The objectives of the pilot were to (a) identify any remaining concerns related to face validity and feasibility of scale administration in the field and to (b) establish initial psychometric properties, especially inter-rater reliability.
Training for the pilot consisted of a teleconference presentation outlining the intent of each item and conditions which would represent each scale value, and the assessment of two units at each site by two RAs and a housing expert, who completed the ratings with concurrent discussion and took detailed notes. The housing expert provided coaching on features of housing quality during the training and then provided independent ratings.
For the pilot itself, items were rated independently by two trained RAs and a housing expert in each of 55 units (18 in Toronto, Ontario, and 37 in Winnipeg, Manitoba). At or around the time of the study, Toronto had a population of just over 5.5 million and a 1.6 % vacancy rate, and the average monthly rent for a one-bedroom apartment was $969 CAD and 5.9 % of homes were reported to be in need of major repairs.31,32 Winnipeg had a population of just over 700,000 and a .7 % vacancy rate; the average monthly rent for a one-bedroom apartment was $657 CAD, and 8.4 % of homes were reported to be in need of major repairs.31,32
Units were sampled from a list from the main trial based on information collected in the most recent participant interviews. Included were units occupied by the participant for at least 3 months (this was necessary because a 3-month recall period was used for the interview-based items). Excluded were the units of participants who could not be reached after three attempts or those of participants who would require an interpreter for the interview component. In a very small number of cases, RAs had safety concerns about visiting a participant due to some history of threatening behavior and site investigators made case-by-case decisions about the inclusion of these individuals. Three TAU participants were sampled for every two INT participants because it was expected that more variability would be seen in TAU housing circumstances, and we wanted to ensure a sufficient sample to capture that variability. Participants were contacted by phone, explained the purpose and process of the visit, and assured that participation was voluntary. They were told that the researchers were not interested in how the place was kept, but rather the quality of the structure itself (doors, window, appliances), that RAs may need to check on specific aspects of the unit (e.g., look under sinks), that they would also be asked some questions about their place during the visit, and that they would be given $20 CAD for their participation.

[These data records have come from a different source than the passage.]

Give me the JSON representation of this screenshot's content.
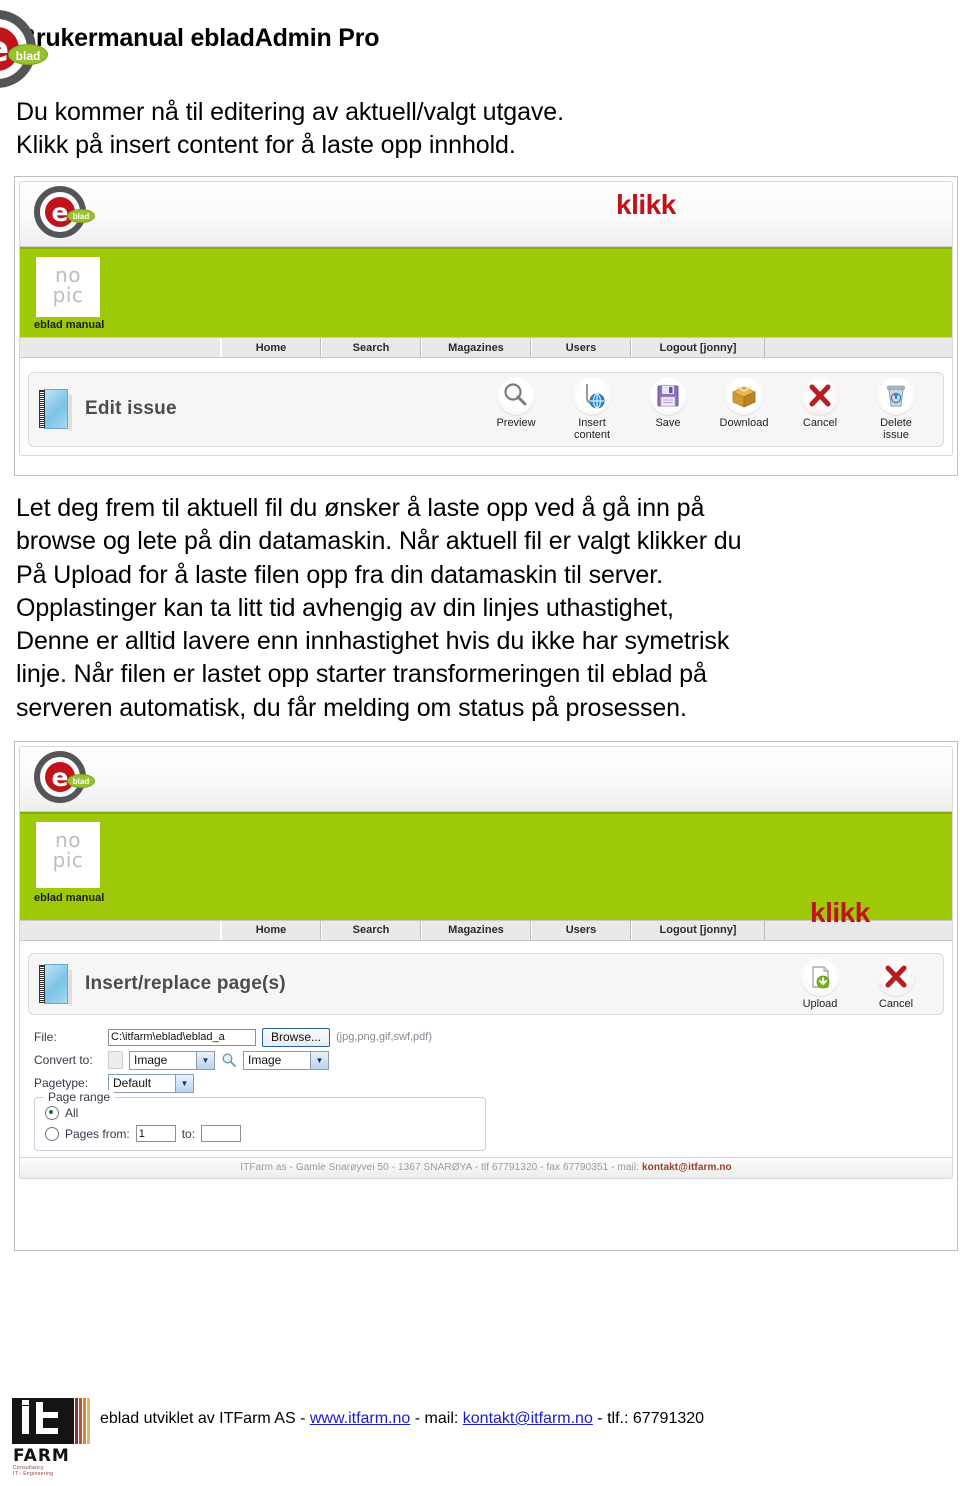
{
  "header": {
    "title": "Brukermanual ebladAdmin Pro",
    "logo_letter": "e",
    "logo_badge": "blad"
  },
  "intro": {
    "line1": "Du kommer nå til editering av aktuell/valgt utgave.",
    "line2": "Klikk på insert content for å laste opp innhold."
  },
  "screenshot1": {
    "magazine_placeholder_line1": "no",
    "magazine_placeholder_line2": "pic",
    "magazine_label": "eblad manual",
    "nav": [
      {
        "label": "Home"
      },
      {
        "label": "Search"
      },
      {
        "label": "Magazines"
      },
      {
        "label": "Users"
      },
      {
        "label": "Logout [jonny]"
      }
    ],
    "panel_title": "Edit issue",
    "annotation": "klikk",
    "toolbar": [
      {
        "label": "Preview",
        "icon": "magnifier-icon"
      },
      {
        "label": "Insert\ncontent",
        "label_line1": "Insert",
        "label_line2": "content",
        "icon": "insert-content-icon"
      },
      {
        "label": "Save",
        "icon": "floppy-disk-icon"
      },
      {
        "label": "Download",
        "icon": "package-box-icon"
      },
      {
        "label": "Cancel",
        "icon": "red-x-icon"
      },
      {
        "label": "Delete issue",
        "label_line1": "Delete",
        "label_line2": "issue",
        "icon": "trash-can-icon"
      }
    ]
  },
  "middle": {
    "line1": "Let deg frem til aktuell fil du ønsker å laste opp ved å gå inn på",
    "line2": "browse og lete på din datamaskin. Når aktuell fil er valgt klikker du",
    "line3": "På Upload for å laste filen opp fra din datamaskin til server.",
    "line4": "Opplastinger kan ta litt tid avhengig av din linjes uthastighet,",
    "line5": "Denne er alltid lavere enn innhastighet hvis du ikke har symetrisk",
    "line6": "linje. Når filen er lastet opp starter transformeringen til eblad på",
    "line7": "serveren automatisk, du får melding om status på prosessen."
  },
  "screenshot2": {
    "magazine_placeholder_line1": "no",
    "magazine_placeholder_line2": "pic",
    "magazine_label": "eblad manual",
    "nav": [
      {
        "label": "Home"
      },
      {
        "label": "Search"
      },
      {
        "label": "Magazines"
      },
      {
        "label": "Users"
      },
      {
        "label": "Logout [jonny]"
      }
    ],
    "panel_title": "Insert/replace page(s)",
    "annotation": "klikk",
    "toolbar": [
      {
        "label": "Upload",
        "icon": "upload-icon"
      },
      {
        "label": "Cancel",
        "icon": "red-x-icon"
      }
    ],
    "form": {
      "file_label": "File:",
      "file_value": "C:\\itfarm\\eblad\\eblad_a",
      "browse_label": "Browse...",
      "file_hint": "(jpg,png,gif,swf,pdf)",
      "convert_label": "Convert to:",
      "convert_option_1": "Image",
      "convert_option_2": "Image",
      "pagetype_label": "Pagetype:",
      "pagetype_value": "Default",
      "page_range_legend": "Page range",
      "radio_all_label": "All",
      "radio_pages_label": "Pages from:",
      "pages_from_value": "1",
      "pages_to_label": "to:",
      "pages_to_value": ""
    },
    "footer_prefix": "ITFarm as - Gamle Snarøyvei 50 - 1367 SNARØYA - tlf 67791320 - fax 67790351 - mail: ",
    "footer_mail": "kontakt@itfarm.no"
  },
  "footer": {
    "logo_farm": "FARM",
    "logo_tagline_line1": "Consultancy",
    "logo_tagline_line2": "IT - Engineering",
    "text_prefix": "eblad utviklet av ITFarm AS - ",
    "link_www": "www.itfarm.no",
    "text_mid": " - mail: ",
    "link_mail": "kontakt@itfarm.no",
    "text_suffix": " - tlf.: 67791320"
  },
  "colors": {
    "green_banner": "#9dc908",
    "brand_red": "#c0141b",
    "badge_green": "#97c22e",
    "annotation_red": "#c0121b",
    "link_blue": "#1a1ad0"
  }
}
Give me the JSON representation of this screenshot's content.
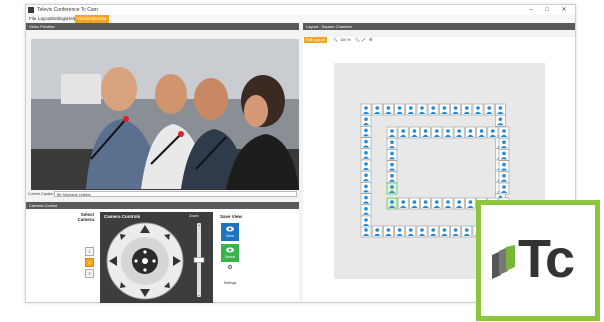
{
  "window": {
    "title": "Televic Conference Tc Cam",
    "controls": [
      "–",
      "□",
      "✕"
    ]
  },
  "menu": [
    {
      "label": "File",
      "active": false
    },
    {
      "label": "Layout",
      "active": false
    },
    {
      "label": "Settings",
      "active": false
    },
    {
      "label": "Help",
      "active": false
    },
    {
      "label": "Virtual Director",
      "active": true
    }
  ],
  "video_panel": {
    "title": "Video Preview"
  },
  "current_caption": {
    "label": "Current Caption",
    "value": "Bit Stéphane Lefèbre"
  },
  "camera_control": {
    "title": "Camera Control",
    "select_camera_label": "Select Camera",
    "cameras": [
      {
        "label": "1",
        "selected": false
      },
      {
        "label": "2",
        "selected": true
      },
      {
        "label": "3",
        "selected": false
      }
    ],
    "controls_title": "Camera Controls",
    "zoom_label": "Zoom",
    "zoom_level": 0.5,
    "save_view_title": "Save View",
    "save_button_label": "Save",
    "saved_button_label": "Saved",
    "settings_label": "Settings"
  },
  "layout_panel": {
    "title": "Layout - Square Chamber",
    "toolbar": {
      "edit_label": "Edit Layout",
      "zoom_text": "100 %"
    }
  },
  "colors": {
    "accent": "#f4a51b",
    "panel_header": "#595959",
    "blue_button": "#1e73be",
    "green_button": "#38b449",
    "seat_blue": "#2288d8",
    "logo_border": "#8cc63f"
  },
  "logo": {
    "text": "Tc"
  }
}
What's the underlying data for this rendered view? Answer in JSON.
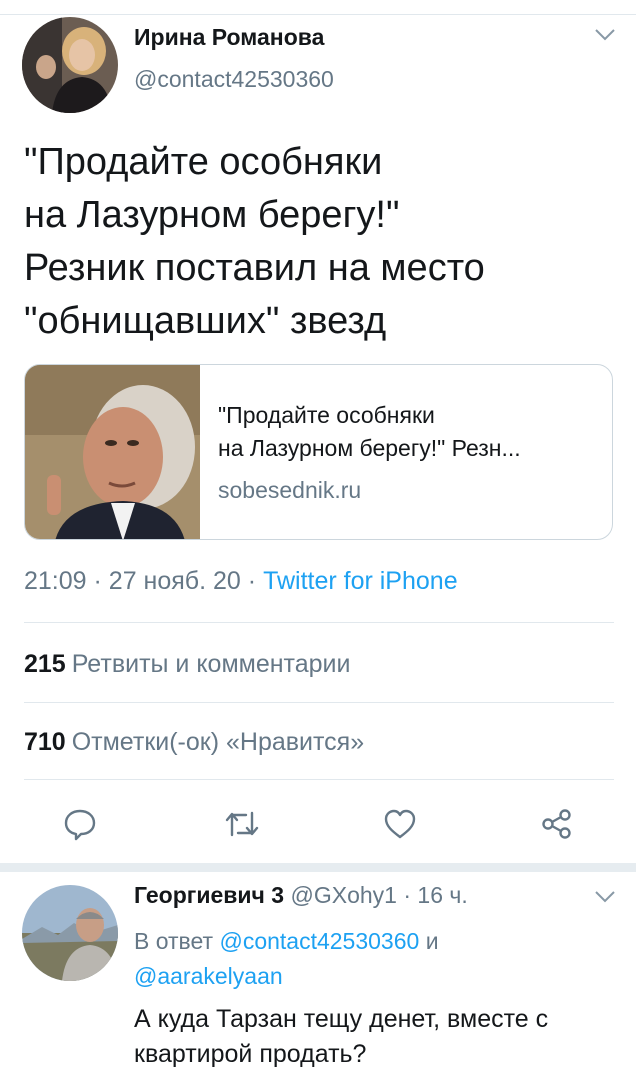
{
  "tweet": {
    "author_name": "Ирина Романова",
    "author_handle": "@contact42530360",
    "text": "\"Продайте особняки\nна Лазурном берегу!\"\nРезник поставил на место\n\"обнищавших\" звезд",
    "card": {
      "title_line1": "\"Продайте особняки",
      "title_line2": "на Лазурном берегу!\" Резн...",
      "domain": "sobesednik.ru"
    },
    "time": "21:09",
    "date": "27 нояб. 20",
    "separator": "·",
    "source": "Twitter for iPhone",
    "retweets_count": "215",
    "retweets_label": "Ретвиты и комментарии",
    "likes_count": "710",
    "likes_label": "Отметки(-ок) «Нравится»"
  },
  "actions": {
    "icons": [
      "reply-icon",
      "retweet-icon",
      "like-icon",
      "share-icon"
    ],
    "color": "#657786"
  },
  "reply": {
    "author_name": "Георгиевич 3",
    "author_handle": "@GXohy1",
    "separator": "·",
    "time": "16 ч.",
    "replying_prefix": "В ответ",
    "mention1": "@contact42530360",
    "conjunction": "и",
    "mention2": "@aarakelyaan",
    "text": "А куда Тарзан тещу денет, вместе с квартирой продать?"
  },
  "colors": {
    "link": "#1da1f2",
    "secondary": "#657786",
    "text": "#14171a",
    "divider": "#e1e8ed"
  }
}
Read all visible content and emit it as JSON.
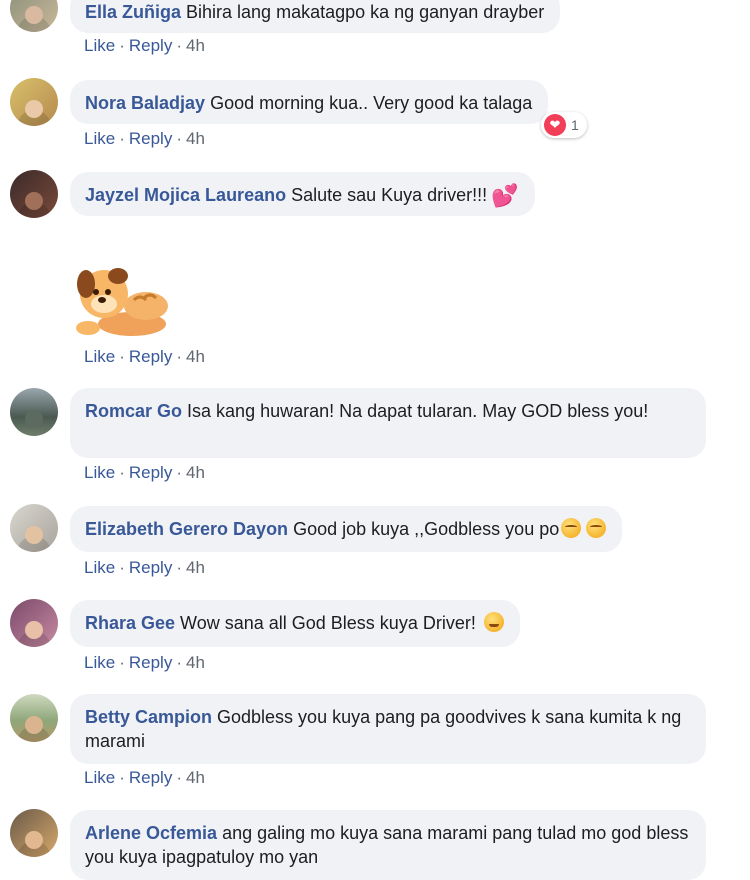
{
  "actions": {
    "like": "Like",
    "reply": "Reply",
    "sep": "·"
  },
  "comments": [
    {
      "author": "Ella Zuñiga",
      "text": "Bihira lang makatagpo ka ng ganyan drayber",
      "time": "4h"
    },
    {
      "author": "Nora Baladjay",
      "text": "Good morning kua.. Very good ka talaga",
      "time": "4h",
      "reaction_count": "1"
    },
    {
      "author": "Jayzel Mojica Laureano",
      "text": "Salute sau Kuya driver!!!",
      "time": "4h"
    },
    {
      "author": "Romcar Go",
      "text": "Isa kang huwaran! Na dapat tularan. May GOD bless you!",
      "time": "4h"
    },
    {
      "author": "Elizabeth Gerero Dayon",
      "text": "Good job kuya ,,Godbless you po",
      "time": "4h"
    },
    {
      "author": "Rhara Gee",
      "text": "Wow sana all God Bless kuya Driver!",
      "time": "4h"
    },
    {
      "author": "Betty Campion",
      "text": "Godbless you kuya pang pa goodvives k sana kumita k ng marami",
      "time": "4h"
    },
    {
      "author": "Arlene Ocfemia",
      "text": "ang galing mo kuya sana marami pang tulad mo god bless you kuya ipagpatuloy mo yan"
    }
  ],
  "icons": {
    "reaction": "heart-icon",
    "sticker": "dog-sticker",
    "emoji_hearts": "two-hearts-icon",
    "emoji_relieved": "relieved-face-icon",
    "emoji_wink": "winking-face-icon"
  },
  "colors": {
    "author": "#385898",
    "bubble": "#f0f2f5",
    "text": "#1c1e21",
    "meta": "#606770",
    "heart": "#f33e58"
  }
}
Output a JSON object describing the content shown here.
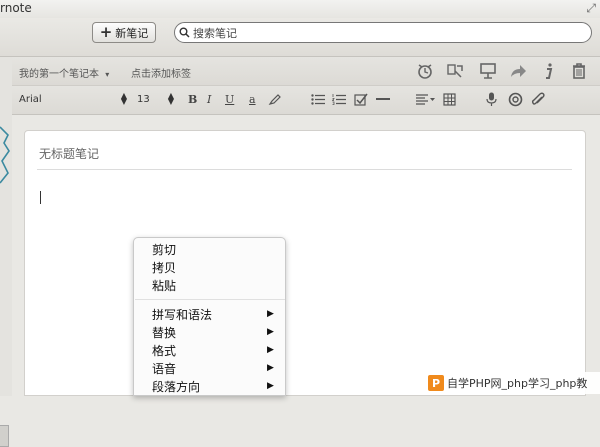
{
  "window": {
    "title": "rnote"
  },
  "toolbar": {
    "new_note_label": "新笔记",
    "search_placeholder": "搜索笔记"
  },
  "note_meta": {
    "notebook": "我的第一个笔记本",
    "add_tag": "点击添加标签"
  },
  "format_bar": {
    "font": "Arial",
    "size": "13",
    "bold": "B",
    "italic": "I",
    "underline": "U",
    "text_color": "a"
  },
  "note": {
    "title": "无标题笔记"
  },
  "context_menu": {
    "items": [
      "剪切",
      "拷贝",
      "粘贴"
    ],
    "submenus": [
      "拼写和语法",
      "替换",
      "格式",
      "语音",
      "段落方向"
    ]
  },
  "watermark": {
    "text": "自学PHP网_php学习_php教"
  }
}
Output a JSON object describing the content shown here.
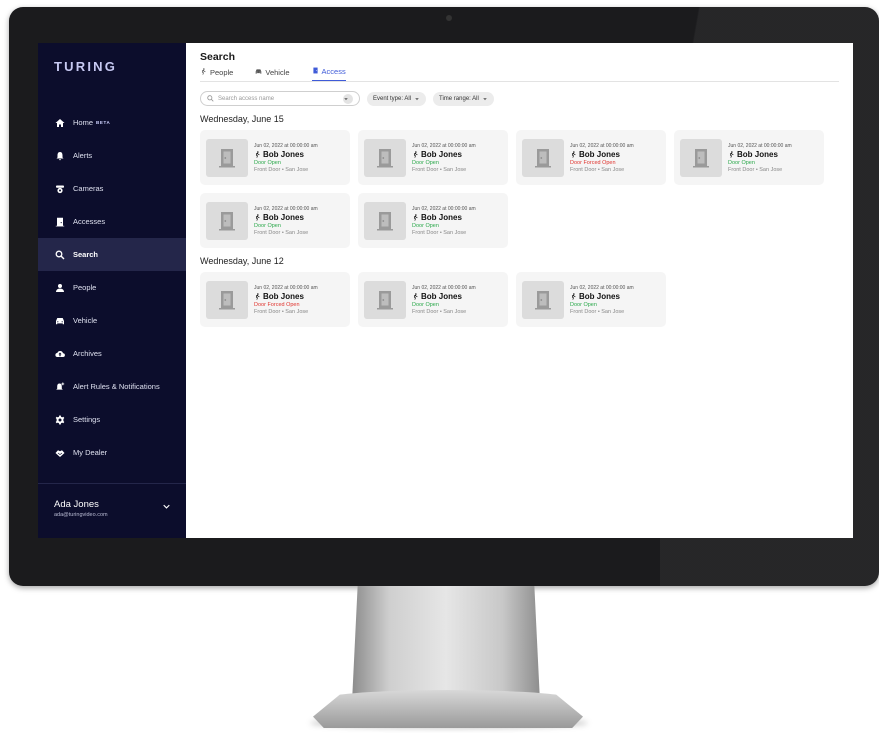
{
  "app": {
    "logo": "TURING"
  },
  "sidebar": {
    "items": [
      {
        "label": "Home",
        "badge": "BETA",
        "icon": "home-icon",
        "active": false
      },
      {
        "label": "Alerts",
        "icon": "bell-icon",
        "active": false
      },
      {
        "label": "Cameras",
        "icon": "camera-icon",
        "active": false
      },
      {
        "label": "Accesses",
        "icon": "door-icon",
        "active": false
      },
      {
        "label": "Search",
        "icon": "search-icon",
        "active": true
      },
      {
        "label": "People",
        "icon": "person-icon",
        "active": false
      },
      {
        "label": "Vehicle",
        "icon": "car-icon",
        "active": false
      },
      {
        "label": "Archives",
        "icon": "cloud-upload-icon",
        "active": false
      },
      {
        "label": "Alert Rules & Notifications",
        "icon": "bell-plus-icon",
        "active": false
      },
      {
        "label": "Settings",
        "icon": "gear-icon",
        "active": false
      },
      {
        "label": "My Dealer",
        "icon": "handshake-icon",
        "active": false
      }
    ],
    "user": {
      "name": "Ada Jones",
      "email": "ada@turingvideo.com"
    }
  },
  "main": {
    "title": "Search",
    "tabs": [
      {
        "label": "People",
        "icon": "person-walking-icon",
        "active": false
      },
      {
        "label": "Vehicle",
        "icon": "car-icon",
        "active": false
      },
      {
        "label": "Access",
        "icon": "door-icon",
        "active": true
      }
    ],
    "search": {
      "placeholder": "Search access name"
    },
    "filters": {
      "event_type": "Event type: All",
      "time_range": "Time range: All"
    },
    "groups": [
      {
        "date": "Wednesday, June 15",
        "cards": [
          {
            "timestamp": "Jun 02, 2022 at 00:00:00 am",
            "person": "Bob Jones",
            "status": "Door Open",
            "status_color": "#2aa84a",
            "location": "Front Door • San Jose"
          },
          {
            "timestamp": "Jun 02, 2022 at 00:00:00 am",
            "person": "Bob Jones",
            "status": "Door Open",
            "status_color": "#2aa84a",
            "location": "Front Door • San Jose"
          },
          {
            "timestamp": "Jun 02, 2022 at 00:00:00 am",
            "person": "Bob Jones",
            "status": "Door Forced Open",
            "status_color": "#e0342e",
            "location": "Front Door • San Jose"
          },
          {
            "timestamp": "Jun 02, 2022 at 00:00:00 am",
            "person": "Bob Jones",
            "status": "Door Open",
            "status_color": "#2aa84a",
            "location": "Front Door • San Jose"
          },
          {
            "timestamp": "Jun 02, 2022 at 00:00:00 am",
            "person": "Bob Jones",
            "status": "Door Open",
            "status_color": "#2aa84a",
            "location": "Front Door • San Jose"
          },
          {
            "timestamp": "Jun 02, 2022 at 00:00:00 am",
            "person": "Bob Jones",
            "status": "Door Open",
            "status_color": "#2aa84a",
            "location": "Front Door • San Jose"
          }
        ]
      },
      {
        "date": "Wednesday, June 12",
        "cards": [
          {
            "timestamp": "Jun 02, 2022 at 00:00:00 am",
            "person": "Bob Jones",
            "status": "Door Forced Open",
            "status_color": "#e0342e",
            "location": "Front Door • San Jose"
          },
          {
            "timestamp": "Jun 02, 2022 at 00:00:00 am",
            "person": "Bob Jones",
            "status": "Door Open",
            "status_color": "#2aa84a",
            "location": "Front Door • San Jose"
          },
          {
            "timestamp": "Jun 02, 2022 at 00:00:00 am",
            "person": "Bob Jones",
            "status": "Door Open",
            "status_color": "#2aa84a",
            "location": "Front Door • San Jose"
          }
        ]
      }
    ]
  },
  "colors": {
    "sidebar_bg": "#0c0d2c",
    "accent": "#3f5bd8",
    "status_open": "#2aa84a",
    "status_forced": "#e0342e"
  }
}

During the visits, one RA recorded the participant’s responses verbatim, and the other made brief notes as needed to inform ratings. RAs could discuss characteristics of the space during the visit but not reveal or compare their ratings. Given that no single description can represent all variation in housing characteristics, RAs were instructed to choose the category representing “best fit” rather than “perfect fit” and to note items that were challenging to rate for any reason. During the visit, the items were rated on paper forms, and the data were subsequently entered to the main study database. Given the potential for transfer of bedbugs from infestations in some units in each site, a standard prevention protocol was used, and no such incidents occurred. Visits took on average 45 min for assessment of all three components.
Data Analysis
Item, subscale (unit and building), and total scale score (for unit and building items) distributions were first inspected for normality, floor, and ceiling effects. Forty-two units were rated by three observers, 9 by two observers, and 4 by a single observer. For the purposes of calculating descriptive statistics, observations were weighted by the inverse of the number of ratings given. This was done in order to give each housing unit equal weight in this part of the analysis. Totals were rescaled to take missing items into account. A maximum of two missing values were permitted for the unit subscale and one for the building subscale. Totals were not calculated for eight records (5.4 % of the total) with three or more missing items.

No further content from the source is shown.